What type of policy ownership involves a spouse who maintains financial reliance on the insured?

Study for the AD Banker Life Insurance Exam. Test your knowledge with flashcards and multiple choice questions, each equipped with hints and explanations. Ensure you're prepared for the exam!

In the context of life insurance policies, individual ownership refers to a situation where a single person, in this case, the spouse, owns the policy and is financially reliant on the insured individual. This arrangement typically implies that the spouse is both the policyholder and potentially the beneficiary, ensuring that they have a direct interest in the policy's benefits.

When an individual owns a policy, they possess the rights to make decisions regarding the policy, such as premium payments and beneficiary designations. This relationship supports the financial reliance aspect, as the insured person provides financial security for the spouse in the event of their passing, making it critical for the household's financial planning.
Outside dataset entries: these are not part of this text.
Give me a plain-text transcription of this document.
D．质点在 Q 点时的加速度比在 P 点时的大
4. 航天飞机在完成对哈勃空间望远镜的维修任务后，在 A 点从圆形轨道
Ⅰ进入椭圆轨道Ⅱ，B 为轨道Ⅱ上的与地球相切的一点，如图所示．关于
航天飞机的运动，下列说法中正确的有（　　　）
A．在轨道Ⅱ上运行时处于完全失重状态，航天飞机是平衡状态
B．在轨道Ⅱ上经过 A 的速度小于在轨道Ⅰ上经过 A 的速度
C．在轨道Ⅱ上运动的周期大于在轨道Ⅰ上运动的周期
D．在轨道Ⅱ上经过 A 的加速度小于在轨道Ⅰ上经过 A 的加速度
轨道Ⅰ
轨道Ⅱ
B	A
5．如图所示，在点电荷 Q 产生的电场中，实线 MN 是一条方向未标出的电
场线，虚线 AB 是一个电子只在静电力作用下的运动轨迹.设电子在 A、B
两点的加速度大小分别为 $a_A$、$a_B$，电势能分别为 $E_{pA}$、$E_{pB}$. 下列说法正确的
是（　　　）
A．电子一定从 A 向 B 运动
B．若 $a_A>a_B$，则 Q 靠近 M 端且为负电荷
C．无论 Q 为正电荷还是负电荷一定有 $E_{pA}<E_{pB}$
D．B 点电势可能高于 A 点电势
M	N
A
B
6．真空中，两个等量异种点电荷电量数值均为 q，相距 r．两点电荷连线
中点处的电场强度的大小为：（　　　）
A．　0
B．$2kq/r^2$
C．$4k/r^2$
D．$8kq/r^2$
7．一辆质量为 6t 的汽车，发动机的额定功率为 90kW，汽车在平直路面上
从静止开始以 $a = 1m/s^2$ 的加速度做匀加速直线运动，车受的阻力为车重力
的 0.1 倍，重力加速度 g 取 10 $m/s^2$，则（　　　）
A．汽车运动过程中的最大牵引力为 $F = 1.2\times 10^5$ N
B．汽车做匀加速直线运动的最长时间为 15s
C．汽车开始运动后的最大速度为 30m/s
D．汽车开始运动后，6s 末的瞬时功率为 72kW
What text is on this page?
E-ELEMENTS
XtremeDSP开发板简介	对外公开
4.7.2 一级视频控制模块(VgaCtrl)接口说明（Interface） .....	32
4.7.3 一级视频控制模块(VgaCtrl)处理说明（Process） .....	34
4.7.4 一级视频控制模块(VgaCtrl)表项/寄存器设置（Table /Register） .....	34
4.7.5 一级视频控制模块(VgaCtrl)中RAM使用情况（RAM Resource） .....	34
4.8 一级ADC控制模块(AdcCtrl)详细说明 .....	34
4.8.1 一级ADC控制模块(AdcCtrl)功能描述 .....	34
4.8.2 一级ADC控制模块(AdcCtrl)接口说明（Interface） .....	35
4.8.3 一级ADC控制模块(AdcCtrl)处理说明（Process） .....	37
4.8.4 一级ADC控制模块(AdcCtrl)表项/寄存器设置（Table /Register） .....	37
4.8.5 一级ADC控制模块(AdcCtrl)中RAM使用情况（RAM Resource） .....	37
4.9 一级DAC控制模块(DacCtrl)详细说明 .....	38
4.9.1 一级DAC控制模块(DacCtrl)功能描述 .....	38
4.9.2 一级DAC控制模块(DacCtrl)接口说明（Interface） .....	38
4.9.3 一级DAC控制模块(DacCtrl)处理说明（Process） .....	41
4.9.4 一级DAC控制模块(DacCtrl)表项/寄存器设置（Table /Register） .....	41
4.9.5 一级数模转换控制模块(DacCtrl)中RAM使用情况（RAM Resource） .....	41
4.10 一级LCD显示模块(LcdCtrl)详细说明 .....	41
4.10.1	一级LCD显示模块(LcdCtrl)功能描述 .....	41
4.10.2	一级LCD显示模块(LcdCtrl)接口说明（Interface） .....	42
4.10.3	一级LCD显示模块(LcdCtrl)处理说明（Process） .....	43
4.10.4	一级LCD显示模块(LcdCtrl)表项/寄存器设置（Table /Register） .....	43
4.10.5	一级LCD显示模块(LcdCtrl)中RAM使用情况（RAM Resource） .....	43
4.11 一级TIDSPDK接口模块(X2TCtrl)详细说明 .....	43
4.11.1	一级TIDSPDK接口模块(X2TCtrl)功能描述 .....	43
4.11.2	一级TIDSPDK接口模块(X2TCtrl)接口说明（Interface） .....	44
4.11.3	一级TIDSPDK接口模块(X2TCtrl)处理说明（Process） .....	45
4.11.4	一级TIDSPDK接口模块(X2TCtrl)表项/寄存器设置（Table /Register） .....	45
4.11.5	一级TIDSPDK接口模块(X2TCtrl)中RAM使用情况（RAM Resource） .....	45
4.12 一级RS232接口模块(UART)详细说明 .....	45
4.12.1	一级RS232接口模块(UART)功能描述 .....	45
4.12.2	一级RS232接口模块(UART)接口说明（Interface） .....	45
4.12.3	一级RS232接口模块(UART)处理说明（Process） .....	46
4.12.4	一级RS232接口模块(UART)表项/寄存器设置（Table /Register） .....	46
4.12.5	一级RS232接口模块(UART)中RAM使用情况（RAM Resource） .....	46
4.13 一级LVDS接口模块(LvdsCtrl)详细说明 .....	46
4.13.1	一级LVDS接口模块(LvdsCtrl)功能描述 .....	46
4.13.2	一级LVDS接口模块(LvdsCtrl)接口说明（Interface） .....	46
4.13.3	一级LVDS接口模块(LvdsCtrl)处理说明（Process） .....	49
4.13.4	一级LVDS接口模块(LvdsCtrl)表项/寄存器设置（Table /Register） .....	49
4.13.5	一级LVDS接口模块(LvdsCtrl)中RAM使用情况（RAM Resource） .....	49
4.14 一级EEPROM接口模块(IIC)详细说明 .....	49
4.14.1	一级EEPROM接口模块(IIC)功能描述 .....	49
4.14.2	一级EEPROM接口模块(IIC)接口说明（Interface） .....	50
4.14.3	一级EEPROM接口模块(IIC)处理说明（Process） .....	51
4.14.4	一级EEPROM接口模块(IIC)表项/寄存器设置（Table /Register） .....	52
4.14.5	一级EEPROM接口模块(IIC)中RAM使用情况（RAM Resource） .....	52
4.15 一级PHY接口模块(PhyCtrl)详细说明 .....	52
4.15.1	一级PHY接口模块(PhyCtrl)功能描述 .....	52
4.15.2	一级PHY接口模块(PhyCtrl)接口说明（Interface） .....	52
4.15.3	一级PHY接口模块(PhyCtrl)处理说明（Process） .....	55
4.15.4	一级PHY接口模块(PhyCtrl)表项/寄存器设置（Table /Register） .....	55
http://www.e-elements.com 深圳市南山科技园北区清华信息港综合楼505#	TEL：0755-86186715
Other options, such as collaborative, third-party, or joint ownership, would not represent the same dynamic of reliance and direct ownership that characterizes individual ownership in this scenario. Collaborative ownership might imply shared responsibilities or decision-making, while third-party ownership indicates someone other than the insured owns the policy. Joint ownership would involve multiple individuals sharing ownership rights, which might dilute the financial reliance aspect seen in a spousal scenario. Therefore, individual ownership aptly describes the situation where a spouse depends financially on the insured.